1 cup vital wheat gluten flour (available at Whole Foods and most natural food stores)
3 tablespoons nutritional yeast
½ cup cold vegetable broth
¼ cup soy sauce
1 tablespoon olive oil
2 cloves garlic, pressed or grated on a microplane grater

Broth:

8 cups cold water plus 3 vegetable bouillon cubes, or 4 cups broth plus 4 cups water
¼ cup soy sauce

To prepare: Mix together the gluten flour and yeast in a large bowl. In a smaller bowl, mix together the veggie broth, soy sauce, olive oil and garlic. Pour the wet into the dry and stir with a wooden spoon until most of the moisture is absorbed. Use your hands to knead the mixture for a few minutes; until the dough is elastic (this happens pretty quickly!). Divide with a knife into three equal pieces and then give those pieces a good knead to stretch them out a bit.

Prepare the broth:
Fill a stockpot with water, bouillon cubes, and soy sauce, and add the wheat gluten pieces. Cover and bring to a boil. Try to catch it just as soon as it boils and then lower the heat as low as it will go so that becomes a low simmer. Partially cover the pot so that steam can escape and let simmer for an hour, turning the seitan occasionally.

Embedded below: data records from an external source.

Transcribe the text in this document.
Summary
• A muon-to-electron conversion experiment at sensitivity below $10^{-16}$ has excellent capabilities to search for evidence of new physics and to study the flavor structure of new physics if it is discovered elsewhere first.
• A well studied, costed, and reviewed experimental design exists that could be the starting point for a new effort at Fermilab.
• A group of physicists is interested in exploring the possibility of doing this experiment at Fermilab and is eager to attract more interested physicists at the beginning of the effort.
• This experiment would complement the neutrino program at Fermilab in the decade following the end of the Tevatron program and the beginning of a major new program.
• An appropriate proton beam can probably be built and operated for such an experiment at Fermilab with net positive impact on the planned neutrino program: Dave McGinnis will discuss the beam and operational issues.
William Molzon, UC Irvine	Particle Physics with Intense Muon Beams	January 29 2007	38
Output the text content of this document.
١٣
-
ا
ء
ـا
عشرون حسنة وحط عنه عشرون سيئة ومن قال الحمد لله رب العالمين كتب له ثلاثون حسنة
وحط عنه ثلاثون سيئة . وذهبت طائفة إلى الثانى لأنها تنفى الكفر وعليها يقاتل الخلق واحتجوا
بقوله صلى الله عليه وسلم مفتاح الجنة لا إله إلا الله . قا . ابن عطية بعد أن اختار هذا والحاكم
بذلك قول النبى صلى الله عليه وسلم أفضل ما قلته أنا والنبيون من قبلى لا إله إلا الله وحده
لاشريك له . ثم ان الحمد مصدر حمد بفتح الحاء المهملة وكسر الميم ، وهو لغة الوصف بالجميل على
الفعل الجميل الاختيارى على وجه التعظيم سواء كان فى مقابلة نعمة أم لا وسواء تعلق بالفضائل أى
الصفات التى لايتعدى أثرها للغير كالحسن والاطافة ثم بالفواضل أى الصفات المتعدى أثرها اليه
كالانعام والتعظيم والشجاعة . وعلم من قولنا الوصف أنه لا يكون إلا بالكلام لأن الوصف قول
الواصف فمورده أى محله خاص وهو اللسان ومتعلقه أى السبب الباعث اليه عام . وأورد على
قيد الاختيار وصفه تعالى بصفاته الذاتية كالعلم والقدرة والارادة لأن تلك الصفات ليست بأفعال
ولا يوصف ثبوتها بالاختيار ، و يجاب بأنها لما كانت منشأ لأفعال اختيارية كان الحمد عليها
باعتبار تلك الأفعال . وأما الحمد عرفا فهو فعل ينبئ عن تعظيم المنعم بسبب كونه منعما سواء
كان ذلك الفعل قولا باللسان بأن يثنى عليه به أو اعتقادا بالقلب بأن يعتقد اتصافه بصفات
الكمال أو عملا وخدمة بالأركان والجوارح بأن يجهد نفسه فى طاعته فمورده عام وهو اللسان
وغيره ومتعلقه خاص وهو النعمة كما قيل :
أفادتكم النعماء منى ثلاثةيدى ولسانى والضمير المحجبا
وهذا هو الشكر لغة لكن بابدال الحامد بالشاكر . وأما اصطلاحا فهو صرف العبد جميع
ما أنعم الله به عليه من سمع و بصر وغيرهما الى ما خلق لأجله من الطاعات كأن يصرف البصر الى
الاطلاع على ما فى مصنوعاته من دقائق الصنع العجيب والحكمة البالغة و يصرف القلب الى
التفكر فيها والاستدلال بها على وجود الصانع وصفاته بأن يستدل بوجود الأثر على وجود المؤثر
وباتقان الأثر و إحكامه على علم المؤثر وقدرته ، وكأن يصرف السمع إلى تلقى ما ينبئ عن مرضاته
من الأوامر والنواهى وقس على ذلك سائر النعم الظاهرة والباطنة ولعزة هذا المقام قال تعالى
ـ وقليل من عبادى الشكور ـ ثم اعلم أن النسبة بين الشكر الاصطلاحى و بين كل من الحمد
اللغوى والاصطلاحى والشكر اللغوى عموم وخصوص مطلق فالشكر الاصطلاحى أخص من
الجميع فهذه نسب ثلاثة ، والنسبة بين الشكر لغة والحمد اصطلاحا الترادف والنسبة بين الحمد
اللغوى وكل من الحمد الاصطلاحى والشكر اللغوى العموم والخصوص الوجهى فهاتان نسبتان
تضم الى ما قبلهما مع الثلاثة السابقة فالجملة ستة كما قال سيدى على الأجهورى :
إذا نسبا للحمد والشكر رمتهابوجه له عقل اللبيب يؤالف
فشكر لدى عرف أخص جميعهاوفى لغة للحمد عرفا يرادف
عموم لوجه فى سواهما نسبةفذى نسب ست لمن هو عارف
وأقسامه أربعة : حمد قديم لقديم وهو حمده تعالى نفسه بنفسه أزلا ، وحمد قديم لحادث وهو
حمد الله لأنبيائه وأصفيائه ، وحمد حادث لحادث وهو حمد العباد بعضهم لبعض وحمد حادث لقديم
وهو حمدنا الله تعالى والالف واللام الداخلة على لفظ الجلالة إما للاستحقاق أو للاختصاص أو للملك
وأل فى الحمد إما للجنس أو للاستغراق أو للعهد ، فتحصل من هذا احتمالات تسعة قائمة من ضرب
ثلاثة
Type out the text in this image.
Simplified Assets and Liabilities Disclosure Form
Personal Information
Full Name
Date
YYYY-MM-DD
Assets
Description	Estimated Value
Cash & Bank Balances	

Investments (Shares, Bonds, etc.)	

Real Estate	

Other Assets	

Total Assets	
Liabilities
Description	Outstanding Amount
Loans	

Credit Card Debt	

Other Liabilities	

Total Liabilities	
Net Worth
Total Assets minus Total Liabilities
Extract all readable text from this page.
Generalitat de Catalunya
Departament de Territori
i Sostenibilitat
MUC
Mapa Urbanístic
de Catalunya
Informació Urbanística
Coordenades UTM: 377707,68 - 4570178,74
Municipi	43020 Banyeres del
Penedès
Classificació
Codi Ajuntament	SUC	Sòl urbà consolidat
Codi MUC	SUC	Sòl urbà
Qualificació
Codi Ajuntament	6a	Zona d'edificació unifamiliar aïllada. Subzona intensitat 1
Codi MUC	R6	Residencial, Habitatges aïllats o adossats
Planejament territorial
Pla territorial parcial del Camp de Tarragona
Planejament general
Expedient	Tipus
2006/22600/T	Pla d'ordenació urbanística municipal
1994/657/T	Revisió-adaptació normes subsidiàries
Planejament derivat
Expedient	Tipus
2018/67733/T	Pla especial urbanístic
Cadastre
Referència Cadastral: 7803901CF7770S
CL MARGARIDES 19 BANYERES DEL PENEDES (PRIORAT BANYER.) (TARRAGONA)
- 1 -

Turn off the heat and remove the lid, then let sit for 15 minutes. Remove the seitan from the broth and place in a strainer until cool enough to handle. It is now ready to be used. Our preferred method of cooking seitan is to slice it, dredge in flour, lightly pan-fry it in olive oil, season with salt and pepper and serve atop steamed vegetables. “Fried” seitan is also absolutely made for kids who love chicken nuggets (therefore all kids).